Austin camp lets military kids know they're not alone


by QUITA CULPEPPER / KVUE News and photojournalist JOHN FISHER

Posted on June 24, 2013 at 6:41 PM

Updated Monday, Jun 24 at 6:41 PM

AUSTIN -- This summer thousands of Texas kids are enjoying camp, and one organization called the Comfort Crew for Military Kids is giving campers the support they need as they deal with a parent's deployment.

The kids attending the unique summer session at Camp Mabry know that life can change in an instant.

“It's been a really hard time,” said 12-year-old Daismar Santos. “He's been gone for one-and-a-half years, but he's going to come back really soon.”

Santos counts the days until her father, a National Guard member, is scheduled to come home from Afghanistan. It's the same situation for many of the kids attending Camp Hero.

“I feel a lot better knowing that other people understand and know what it's like,” she said.

Camp Hero is a five-day program for kids who have immediate family in the National Guard and Reserves. It's free for each child. The activities focus on having fun, along with building physical, social and emotional resiliency.

Hayden Davis, 11, says his father is now home from Afghanistan, but he still remembers the anxiety he felt while he was away.

“I kind of felt like I worried a lot about him, and it was really stressful,” Hayden said. “It's fun to be with some people that know what you've been through and what it's like to have someone deployed.”

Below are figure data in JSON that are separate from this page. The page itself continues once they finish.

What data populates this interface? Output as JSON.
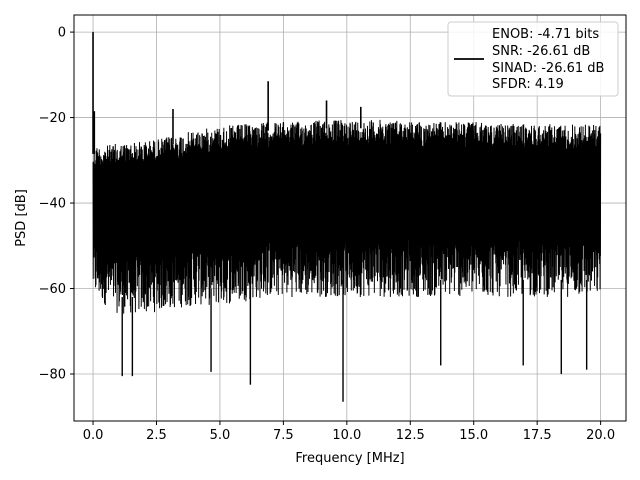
{
  "chart_data": {
    "type": "line",
    "xlabel": "Frequency [MHz]",
    "ylabel": "PSD [dB]",
    "xlim": [
      -0.75,
      21.0
    ],
    "ylim": [
      -91,
      4
    ],
    "xticks": [
      0.0,
      2.5,
      5.0,
      7.5,
      10.0,
      12.5,
      15.0,
      17.5,
      20.0
    ],
    "xtick_labels": [
      "0.0",
      "2.5",
      "5.0",
      "7.5",
      "10.0",
      "12.5",
      "15.0",
      "17.5",
      "20.0"
    ],
    "yticks": [
      0,
      -20,
      -40,
      -60,
      -80
    ],
    "ytick_labels": [
      "0",
      "−20",
      "−40",
      "−60",
      "−80"
    ],
    "grid": true,
    "legend_position": "top-right",
    "series": [
      {
        "name": "ENOB: -4.71 bits\nSNR: -26.61 dB\nSINAD: -26.61 dB\nSFDR: 4.19",
        "legend_lines": [
          "ENOB: -4.71 bits",
          "SNR: -26.61 dB",
          "SINAD: -26.61 dB",
          "SFDR: 4.19"
        ],
        "color": "#000000",
        "x_range": [
          0.0,
          20.0
        ],
        "envelope": {
          "x": [
            0.0,
            0.5,
            1.0,
            2.0,
            3.0,
            4.0,
            5.0,
            6.0,
            7.0,
            8.0,
            9.0,
            10.0,
            11.0,
            12.0,
            13.0,
            14.0,
            15.0,
            16.0,
            17.0,
            18.0,
            19.0,
            20.0
          ],
          "upper": [
            -26.5,
            -26.5,
            -26.0,
            -25.5,
            -24.5,
            -23.0,
            -22.0,
            -21.5,
            -21.0,
            -21.0,
            -20.5,
            -20.5,
            -20.5,
            -20.5,
            -21.0,
            -21.0,
            -21.0,
            -21.5,
            -21.5,
            -21.5,
            -21.5,
            -21.5
          ],
          "lower": [
            -62,
            -64,
            -66,
            -66,
            -65,
            -64,
            -64,
            -63,
            -62,
            -62,
            -62,
            -62,
            -62,
            -62,
            -62,
            -62,
            -62,
            -62,
            -62,
            -62,
            -62,
            -62
          ]
        },
        "peaks": [
          {
            "x": 0.0,
            "y": 0.0
          },
          {
            "x": 0.05,
            "y": -18.5
          },
          {
            "x": 3.15,
            "y": -18.0
          },
          {
            "x": 6.9,
            "y": -11.5
          },
          {
            "x": 9.2,
            "y": -16.0
          },
          {
            "x": 10.55,
            "y": -17.5
          }
        ],
        "dips": [
          {
            "x": 1.15,
            "y": -80.5
          },
          {
            "x": 1.55,
            "y": -80.5
          },
          {
            "x": 4.65,
            "y": -79.5
          },
          {
            "x": 6.2,
            "y": -82.5
          },
          {
            "x": 9.85,
            "y": -86.5
          },
          {
            "x": 13.7,
            "y": -78.0
          },
          {
            "x": 16.95,
            "y": -78.0
          },
          {
            "x": 18.45,
            "y": -80.0
          },
          {
            "x": 19.45,
            "y": -79.0
          }
        ]
      }
    ]
  }
}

Award winning author Trevor Romain co-founded the camp. He says an experience while he served in the military changed his life and made him realize he wanted to devote his life to helping children.

“I picked up a little boy who'd been injured, and he wouldn't let go. He held me, and his tears ran down my cheek and into my shirt and touched my heart,” Romain said. “There's a huge need for support for these kids.”

This week the campers are also making comfort kits, complete with encouraging notes and a teddy bear, for younger children who have a deployed parent. It's all part of an experience that binds them together.

“Sometimes they're the only kid at their school that has a parent in the National Guard, and they're deployed as much as anybody else,” Romain said. “So to give them the support they need and the tools to be able to manage what they're going through is so vitally important, and that's what this camp is about.”

Every year nearly 73,000 kids of National Guard and Reserve service members in Texas are separated from a parent due to deployment.